The FAA released an implementation plan detailing the steps it and others will need to take to safely enable advanced air mobility operations in the near term. The “Innovate28” plan includes various components and the sequence they will occur in for operations to be at scale at one or more sites by 2028.
The plan will serve as a foundation for making entry into service routine and predictable by maximizing the use of existing procedures and infrastructure. It addresses how the agency and partners will certify aircraft and pilots, manage airspace access, ensure pilot training, develop infrastructure, maintain security, and engage communities.
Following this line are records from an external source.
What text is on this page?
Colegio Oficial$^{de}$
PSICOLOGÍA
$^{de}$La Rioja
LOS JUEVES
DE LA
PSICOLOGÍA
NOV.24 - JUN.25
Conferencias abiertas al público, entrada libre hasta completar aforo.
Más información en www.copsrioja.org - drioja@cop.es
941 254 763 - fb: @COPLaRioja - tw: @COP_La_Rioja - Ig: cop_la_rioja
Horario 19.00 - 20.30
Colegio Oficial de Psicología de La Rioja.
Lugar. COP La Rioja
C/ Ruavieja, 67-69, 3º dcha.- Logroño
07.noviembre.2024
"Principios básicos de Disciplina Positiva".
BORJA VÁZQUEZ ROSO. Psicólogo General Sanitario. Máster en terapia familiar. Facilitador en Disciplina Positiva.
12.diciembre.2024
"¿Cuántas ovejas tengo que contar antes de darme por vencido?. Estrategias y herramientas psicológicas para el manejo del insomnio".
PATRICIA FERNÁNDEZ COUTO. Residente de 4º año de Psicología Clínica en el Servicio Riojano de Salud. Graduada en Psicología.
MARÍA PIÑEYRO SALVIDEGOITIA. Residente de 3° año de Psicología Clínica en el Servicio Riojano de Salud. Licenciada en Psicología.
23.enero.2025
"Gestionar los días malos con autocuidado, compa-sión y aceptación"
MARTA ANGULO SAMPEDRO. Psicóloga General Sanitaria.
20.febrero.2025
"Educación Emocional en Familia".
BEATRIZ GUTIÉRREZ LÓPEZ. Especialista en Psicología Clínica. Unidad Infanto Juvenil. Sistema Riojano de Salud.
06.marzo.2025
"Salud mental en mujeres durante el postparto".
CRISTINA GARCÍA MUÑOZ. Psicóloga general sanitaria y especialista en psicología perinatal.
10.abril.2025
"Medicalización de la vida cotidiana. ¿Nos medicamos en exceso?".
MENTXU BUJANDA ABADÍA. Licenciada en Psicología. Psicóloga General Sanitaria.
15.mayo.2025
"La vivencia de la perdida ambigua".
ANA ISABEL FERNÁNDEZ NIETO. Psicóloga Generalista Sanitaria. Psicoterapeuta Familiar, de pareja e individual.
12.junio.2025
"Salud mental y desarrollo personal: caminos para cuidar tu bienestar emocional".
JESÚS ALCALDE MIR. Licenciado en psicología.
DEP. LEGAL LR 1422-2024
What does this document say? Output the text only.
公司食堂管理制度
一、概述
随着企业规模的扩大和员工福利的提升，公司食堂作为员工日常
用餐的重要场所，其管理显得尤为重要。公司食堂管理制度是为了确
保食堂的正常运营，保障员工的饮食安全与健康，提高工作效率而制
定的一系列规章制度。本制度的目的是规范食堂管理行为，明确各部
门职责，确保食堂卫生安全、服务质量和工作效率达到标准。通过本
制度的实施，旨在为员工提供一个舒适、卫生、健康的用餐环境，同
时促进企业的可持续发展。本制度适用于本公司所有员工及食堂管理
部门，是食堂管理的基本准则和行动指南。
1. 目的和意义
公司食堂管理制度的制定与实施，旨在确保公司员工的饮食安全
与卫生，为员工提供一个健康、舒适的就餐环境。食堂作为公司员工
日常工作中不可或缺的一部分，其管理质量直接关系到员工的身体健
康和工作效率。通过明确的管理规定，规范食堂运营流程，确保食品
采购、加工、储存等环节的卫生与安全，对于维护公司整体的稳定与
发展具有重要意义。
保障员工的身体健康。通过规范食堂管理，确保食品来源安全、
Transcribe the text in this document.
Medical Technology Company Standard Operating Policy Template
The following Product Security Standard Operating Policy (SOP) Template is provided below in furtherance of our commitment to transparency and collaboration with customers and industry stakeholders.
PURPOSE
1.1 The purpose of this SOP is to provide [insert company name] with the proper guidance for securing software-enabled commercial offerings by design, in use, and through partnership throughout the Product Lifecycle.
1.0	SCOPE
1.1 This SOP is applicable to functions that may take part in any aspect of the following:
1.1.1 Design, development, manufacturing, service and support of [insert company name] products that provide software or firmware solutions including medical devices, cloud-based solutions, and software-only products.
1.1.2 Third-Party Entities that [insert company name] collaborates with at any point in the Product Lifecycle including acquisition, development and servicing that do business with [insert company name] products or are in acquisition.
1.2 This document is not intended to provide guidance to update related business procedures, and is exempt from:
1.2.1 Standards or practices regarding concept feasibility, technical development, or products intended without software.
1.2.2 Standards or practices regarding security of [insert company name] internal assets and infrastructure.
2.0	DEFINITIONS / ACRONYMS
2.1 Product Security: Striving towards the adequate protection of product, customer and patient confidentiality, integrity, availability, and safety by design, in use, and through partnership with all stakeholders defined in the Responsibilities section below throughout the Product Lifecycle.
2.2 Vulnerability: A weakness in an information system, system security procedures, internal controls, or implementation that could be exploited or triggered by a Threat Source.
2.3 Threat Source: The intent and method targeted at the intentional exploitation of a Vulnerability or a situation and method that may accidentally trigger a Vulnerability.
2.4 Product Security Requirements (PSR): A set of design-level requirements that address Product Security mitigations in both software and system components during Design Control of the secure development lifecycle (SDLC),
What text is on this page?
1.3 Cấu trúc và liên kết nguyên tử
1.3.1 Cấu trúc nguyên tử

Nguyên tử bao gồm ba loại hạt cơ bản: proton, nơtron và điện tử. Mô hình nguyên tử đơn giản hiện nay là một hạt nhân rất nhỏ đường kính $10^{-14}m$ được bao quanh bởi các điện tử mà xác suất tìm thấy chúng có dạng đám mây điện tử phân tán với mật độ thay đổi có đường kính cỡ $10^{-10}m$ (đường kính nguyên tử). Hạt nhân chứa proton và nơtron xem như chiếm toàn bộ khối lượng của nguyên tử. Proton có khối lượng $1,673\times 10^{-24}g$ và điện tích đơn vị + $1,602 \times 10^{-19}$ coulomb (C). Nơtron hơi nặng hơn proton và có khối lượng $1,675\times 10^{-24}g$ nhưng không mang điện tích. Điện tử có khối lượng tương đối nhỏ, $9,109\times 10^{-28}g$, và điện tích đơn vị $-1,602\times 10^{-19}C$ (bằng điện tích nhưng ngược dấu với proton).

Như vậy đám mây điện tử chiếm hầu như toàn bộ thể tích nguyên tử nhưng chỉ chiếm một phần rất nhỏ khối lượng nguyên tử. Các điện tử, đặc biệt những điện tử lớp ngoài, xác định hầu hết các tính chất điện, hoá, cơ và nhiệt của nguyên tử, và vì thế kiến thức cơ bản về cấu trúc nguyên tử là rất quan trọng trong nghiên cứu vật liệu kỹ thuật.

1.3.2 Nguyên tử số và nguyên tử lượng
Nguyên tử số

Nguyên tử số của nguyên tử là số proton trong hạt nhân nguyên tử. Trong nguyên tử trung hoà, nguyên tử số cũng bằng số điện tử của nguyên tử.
The plan also includes a planning guide that can be applied to any site, laying out key integration objectives and sequences.
Today’s broad effort follows the agency releasing its airspace blueprint and proposing a comprehensive rule for training and certifying pilots to fly these aircraft. The plan’s highlights include:
- Pilots will be able to fly the new advanced mobility aircraft to and from multiple locations at the sites, using predetermined flight schedules with pilots aboard.
- Advanced air mobility aircraft likely will operate up to 4,000 feet altitude in urban and metropolitan areas, using existing or modified low altitude visual flight rules (VFR) routes where possible within controlled Class B and C airspace around major airports.
- Operators, manufacturers, state and local governments, and other stakeholders will be responsible for planning, developing and enabling heliport/vertiport infrastructure.
- Advanced air mobility will initially operate at existing heliports, commercial service airports and general aviation airports. Modifications may be necessary to install charging stations, parking zones and taxiing space.
- The electrical power grid may require upgrades to serve advanced air mobility operations.
- The FAA has an interagency agreement with the Department of Energy’s National Renewable Energy Lab to determine how aircraft electrification affects a vertiport, heliport or airport’s electrical grid.
- The Department of Homeland Security will determine what type of security is necessary.
- The TSA and FAA are evaluating the need for expanded cybersecurity requirements due to the use of advanced technology and operational protocols.
The FAA will consider the environmental impacts of advanced air mobility operations, including factors such as noise, air quality, visual disturbances, and disruption to wildlife.
- The FAA will engage with airports, and local, state, and tribal communities to better understand community concerns about advanced air mobility operations, including noise and mitigations.
- Many other stakeholders, such as advanced air mobility operators and airport and vertiport operators will have important roles in community engagement.